Alors nous, la semaine prochaine, on va jouer à un festival en Bretagne, le Samhain, et ensuite, on a une très longue période de traversée du désert ; on n’a pas de dates de prévues. Donc en fait, là, on va en profiter pour composer et continuer à surfer sur la vague qui nous porte en ce moment pour sortir le troisième album. On a commencé à travailler, mais là, on va s’y mettre vraiment sérieusement pour essayer de sortir quelque chose dans les deux ou trois ans.

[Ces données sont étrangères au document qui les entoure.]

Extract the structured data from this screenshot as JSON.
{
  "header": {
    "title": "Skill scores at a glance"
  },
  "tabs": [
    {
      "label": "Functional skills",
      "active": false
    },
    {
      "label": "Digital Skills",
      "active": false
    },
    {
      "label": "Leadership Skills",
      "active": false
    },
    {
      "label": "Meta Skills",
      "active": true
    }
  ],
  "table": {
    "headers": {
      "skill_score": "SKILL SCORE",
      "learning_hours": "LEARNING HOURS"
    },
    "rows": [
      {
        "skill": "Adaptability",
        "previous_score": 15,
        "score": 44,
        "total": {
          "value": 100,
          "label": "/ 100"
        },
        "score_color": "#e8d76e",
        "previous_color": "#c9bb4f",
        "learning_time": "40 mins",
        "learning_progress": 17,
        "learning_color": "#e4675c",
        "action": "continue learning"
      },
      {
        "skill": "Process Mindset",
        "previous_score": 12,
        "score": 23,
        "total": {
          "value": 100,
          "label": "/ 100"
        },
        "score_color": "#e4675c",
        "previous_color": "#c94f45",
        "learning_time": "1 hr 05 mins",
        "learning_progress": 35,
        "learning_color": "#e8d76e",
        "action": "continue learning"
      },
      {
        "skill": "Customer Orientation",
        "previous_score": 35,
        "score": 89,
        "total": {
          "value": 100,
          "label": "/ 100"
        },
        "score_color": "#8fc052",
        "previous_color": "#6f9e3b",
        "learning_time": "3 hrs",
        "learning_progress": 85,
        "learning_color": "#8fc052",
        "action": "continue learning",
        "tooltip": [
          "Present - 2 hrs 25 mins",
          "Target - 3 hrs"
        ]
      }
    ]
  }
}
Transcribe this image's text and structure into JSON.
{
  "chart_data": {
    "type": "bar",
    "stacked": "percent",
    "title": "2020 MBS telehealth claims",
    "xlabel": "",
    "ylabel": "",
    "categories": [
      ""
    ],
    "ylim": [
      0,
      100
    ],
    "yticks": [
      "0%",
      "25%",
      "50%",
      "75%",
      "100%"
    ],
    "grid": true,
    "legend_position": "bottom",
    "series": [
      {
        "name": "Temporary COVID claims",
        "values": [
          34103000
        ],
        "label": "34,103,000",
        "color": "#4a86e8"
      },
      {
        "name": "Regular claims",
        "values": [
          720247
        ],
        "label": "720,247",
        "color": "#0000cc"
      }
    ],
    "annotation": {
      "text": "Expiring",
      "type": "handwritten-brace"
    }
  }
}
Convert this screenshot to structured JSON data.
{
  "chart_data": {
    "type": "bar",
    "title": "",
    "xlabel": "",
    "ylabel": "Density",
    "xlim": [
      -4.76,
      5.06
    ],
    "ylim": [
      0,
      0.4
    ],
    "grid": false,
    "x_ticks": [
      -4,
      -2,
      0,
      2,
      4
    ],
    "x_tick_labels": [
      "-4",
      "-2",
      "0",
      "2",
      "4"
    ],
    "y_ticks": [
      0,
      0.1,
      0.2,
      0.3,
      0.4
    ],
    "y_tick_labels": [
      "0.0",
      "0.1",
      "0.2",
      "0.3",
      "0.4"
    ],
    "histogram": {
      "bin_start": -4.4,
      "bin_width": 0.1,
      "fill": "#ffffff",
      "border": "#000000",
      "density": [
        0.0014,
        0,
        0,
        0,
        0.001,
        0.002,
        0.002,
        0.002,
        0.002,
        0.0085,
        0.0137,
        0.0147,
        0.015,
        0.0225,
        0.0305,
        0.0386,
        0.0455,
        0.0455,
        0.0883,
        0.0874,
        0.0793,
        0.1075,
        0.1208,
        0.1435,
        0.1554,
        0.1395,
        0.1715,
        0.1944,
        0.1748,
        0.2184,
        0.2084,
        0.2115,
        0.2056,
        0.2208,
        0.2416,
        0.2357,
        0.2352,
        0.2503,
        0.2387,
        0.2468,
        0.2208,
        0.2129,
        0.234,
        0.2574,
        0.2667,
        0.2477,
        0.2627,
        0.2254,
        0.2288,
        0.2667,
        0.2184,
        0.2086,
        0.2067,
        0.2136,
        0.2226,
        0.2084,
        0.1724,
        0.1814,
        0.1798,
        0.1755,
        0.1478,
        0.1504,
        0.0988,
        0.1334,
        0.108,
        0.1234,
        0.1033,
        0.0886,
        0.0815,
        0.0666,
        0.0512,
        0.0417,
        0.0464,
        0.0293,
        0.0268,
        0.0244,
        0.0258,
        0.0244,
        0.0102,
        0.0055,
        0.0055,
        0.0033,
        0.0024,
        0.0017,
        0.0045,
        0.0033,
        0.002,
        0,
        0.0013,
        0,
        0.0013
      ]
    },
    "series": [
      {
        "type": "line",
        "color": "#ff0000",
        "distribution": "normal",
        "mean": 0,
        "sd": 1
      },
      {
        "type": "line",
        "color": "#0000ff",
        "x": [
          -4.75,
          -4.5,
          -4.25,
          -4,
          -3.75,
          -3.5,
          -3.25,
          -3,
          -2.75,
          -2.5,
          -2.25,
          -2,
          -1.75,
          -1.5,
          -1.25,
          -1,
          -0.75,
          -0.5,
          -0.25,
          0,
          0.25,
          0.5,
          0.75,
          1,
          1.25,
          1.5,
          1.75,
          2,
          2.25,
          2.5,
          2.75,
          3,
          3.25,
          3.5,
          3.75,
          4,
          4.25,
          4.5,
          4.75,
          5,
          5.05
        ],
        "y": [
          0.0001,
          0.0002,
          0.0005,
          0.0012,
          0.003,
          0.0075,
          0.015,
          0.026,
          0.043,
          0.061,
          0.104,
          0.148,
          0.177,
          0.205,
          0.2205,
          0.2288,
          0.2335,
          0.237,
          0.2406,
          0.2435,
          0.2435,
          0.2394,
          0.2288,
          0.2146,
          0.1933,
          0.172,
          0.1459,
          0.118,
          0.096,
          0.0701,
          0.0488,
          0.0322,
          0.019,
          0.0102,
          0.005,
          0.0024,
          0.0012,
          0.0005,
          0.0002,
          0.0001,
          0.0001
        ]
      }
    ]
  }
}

D’ailleurs, c’est le cas pour pas mal de groupes qui jouent au New Blood Fest, qui sont pour ainsi dire sur le retour, dont certains qui ont été inactifs ou très peu actifs pendant longtemps.

Exactement.

Sinon, le doom, c’est quand même une scène qui est assez petite, qui est est surtout concentrée aux Pays-Bas, mais imaginons un peu une grosse date ou un festival de doom à laquelle jouerait Barabbas. Qui verrais-tu en tête d’affiche ?

Parmi ceux qui existent, en tête d’affiche, qu’est-ce que j’aimerais… Candlemass et Saint Vitus, parce que ce sont des groupes qui, pour moi, sont intemporels. Après, dans les groupes un peu plus underground… Putain, c’est une bonne question ça… Qu’est-ce que j’aimerais voir… oui, quand même, Candlemass. S’il y avait la possibilité de faire revenir un groupe qui n’existe plus, ce serait Cathedral. C’est vraiment le rêve.

Sinon, Ecclesia… ?

Ecclesia, pour moi, ce n’est pas vraiment du doom ; on est plus sur du heavy. Mais oui, j’adore ce groupe-là, on en parlait tout à l’heure. Ça et Deathcode Society, pour moi, c’est vraiment deux groupes fantastiques.

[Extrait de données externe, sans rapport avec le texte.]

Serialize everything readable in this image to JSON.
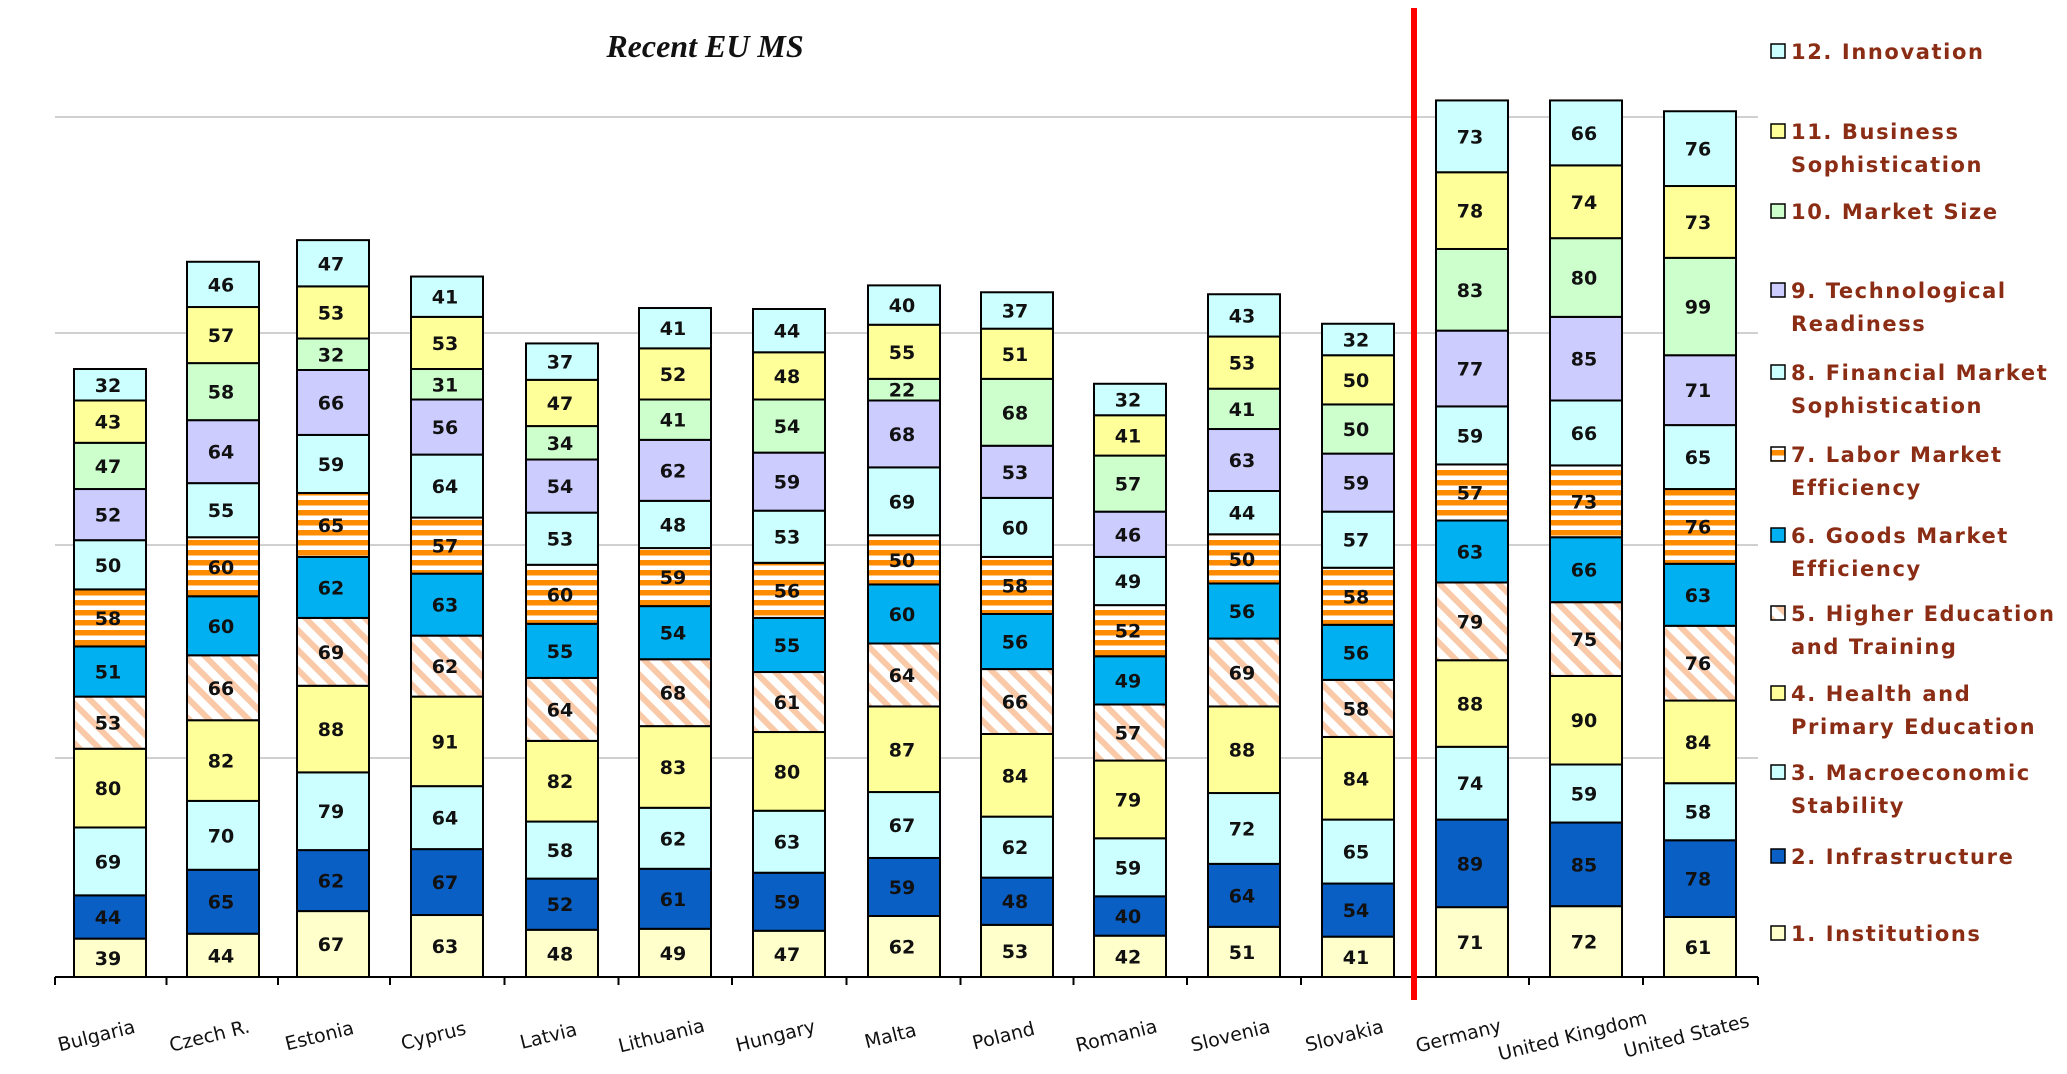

On arrive à la fin. Merci beaucoup ! Je ne peux pas dire merci pour la prestation parce que je l’ai manquée, mais merci pour les deux albums qui sont magnifiques. Tu as quelques derniers mots pour conclure ?

(rires) Je te remercie ! Et puis, j’invite les personnes qui liront cette interview à continuer à supporter la scène underground en France, parce qu’on a vraiment la chance d’avoir quand même de beaux groupes dans tous les styles de metal.